To avoid a members’ vote, MPs have held talks about agreeing to all back a single person – as happened in 2003 when Michael Howard replaced Iain Duncan Smith. A joint ticket of Rishi Sunak and Penny Mordaunt has been touted, but it is unlikely that the whole parliamentary party would be happy to coalesce around them.

An alternative idea that gained some traction over the week was making candidates agree in advance that when they are whittled down to two, the person with the fewest votes will drop out – leaving a winner without the need for a runoff decided by members.

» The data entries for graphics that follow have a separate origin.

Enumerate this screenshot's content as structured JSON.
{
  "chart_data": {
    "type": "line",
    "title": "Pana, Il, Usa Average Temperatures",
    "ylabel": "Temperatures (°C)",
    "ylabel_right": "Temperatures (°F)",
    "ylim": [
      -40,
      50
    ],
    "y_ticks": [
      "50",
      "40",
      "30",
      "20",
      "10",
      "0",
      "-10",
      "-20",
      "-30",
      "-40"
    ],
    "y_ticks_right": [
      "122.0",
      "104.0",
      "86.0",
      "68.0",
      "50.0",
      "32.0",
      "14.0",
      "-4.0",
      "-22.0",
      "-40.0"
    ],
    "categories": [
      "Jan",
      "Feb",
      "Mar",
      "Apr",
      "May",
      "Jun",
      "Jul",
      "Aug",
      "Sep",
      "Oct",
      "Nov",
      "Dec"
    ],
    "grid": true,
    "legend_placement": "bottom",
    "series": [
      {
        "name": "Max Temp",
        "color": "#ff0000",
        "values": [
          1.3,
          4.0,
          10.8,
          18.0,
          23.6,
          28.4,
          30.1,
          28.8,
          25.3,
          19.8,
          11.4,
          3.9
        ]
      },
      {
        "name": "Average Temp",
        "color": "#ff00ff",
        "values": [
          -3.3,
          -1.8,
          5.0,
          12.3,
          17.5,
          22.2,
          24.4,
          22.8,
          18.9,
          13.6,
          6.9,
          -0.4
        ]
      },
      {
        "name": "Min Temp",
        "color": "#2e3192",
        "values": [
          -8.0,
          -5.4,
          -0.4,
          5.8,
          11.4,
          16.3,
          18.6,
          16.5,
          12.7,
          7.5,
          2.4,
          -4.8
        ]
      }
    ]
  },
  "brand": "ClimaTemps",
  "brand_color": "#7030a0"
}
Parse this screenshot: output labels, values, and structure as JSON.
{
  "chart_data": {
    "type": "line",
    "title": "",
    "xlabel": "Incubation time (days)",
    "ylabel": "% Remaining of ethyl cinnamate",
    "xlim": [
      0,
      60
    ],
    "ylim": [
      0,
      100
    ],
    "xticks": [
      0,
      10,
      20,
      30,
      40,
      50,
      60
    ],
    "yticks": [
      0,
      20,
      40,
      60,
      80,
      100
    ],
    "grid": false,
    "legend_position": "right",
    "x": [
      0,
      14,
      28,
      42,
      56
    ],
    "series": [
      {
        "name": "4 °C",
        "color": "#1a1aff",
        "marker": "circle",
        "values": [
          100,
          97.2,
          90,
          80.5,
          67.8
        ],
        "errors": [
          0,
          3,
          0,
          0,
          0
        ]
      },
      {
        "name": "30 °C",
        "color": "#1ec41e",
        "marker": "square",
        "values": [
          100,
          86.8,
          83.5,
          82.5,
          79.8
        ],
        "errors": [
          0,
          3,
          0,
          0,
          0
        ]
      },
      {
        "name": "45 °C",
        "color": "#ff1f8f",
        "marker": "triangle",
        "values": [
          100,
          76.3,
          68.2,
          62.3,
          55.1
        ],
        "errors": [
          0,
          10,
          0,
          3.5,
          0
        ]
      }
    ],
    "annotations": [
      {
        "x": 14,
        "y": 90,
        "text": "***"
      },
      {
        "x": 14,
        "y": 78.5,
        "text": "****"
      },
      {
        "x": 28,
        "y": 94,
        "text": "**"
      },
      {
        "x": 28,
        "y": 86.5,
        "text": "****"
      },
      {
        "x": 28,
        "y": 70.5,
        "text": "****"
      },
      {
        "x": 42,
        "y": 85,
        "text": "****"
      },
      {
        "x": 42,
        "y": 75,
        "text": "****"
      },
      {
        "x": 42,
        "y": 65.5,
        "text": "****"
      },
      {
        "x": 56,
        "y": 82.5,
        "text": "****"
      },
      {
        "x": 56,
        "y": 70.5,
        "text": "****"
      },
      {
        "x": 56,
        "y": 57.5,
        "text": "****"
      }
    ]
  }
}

“It might not win the next election but it might save 50 colleagues their seats and that’s what people are thinking,” said one MP.

Nadine Dorries rallied to support Truss, telling critics in the Conservative backbench WhatsApp group: “If you seriously think we can impose another leader without [a general election], that the media and the people would allow that, you need a lie-down.”

Truss will try to cling on until 31 October, when her new chancellor, Jeremy Hunt, is tipped to unveil the revamped medium-term fiscal plan. But whatever backtracking or apologies are forthcoming, they are unlikely to prove enough.

“It’s like somebody has vomited all over an expensive rug,” reflected one former minister. “You can wipe up the sick, scrub it with Vanish, but the odour still lingers.”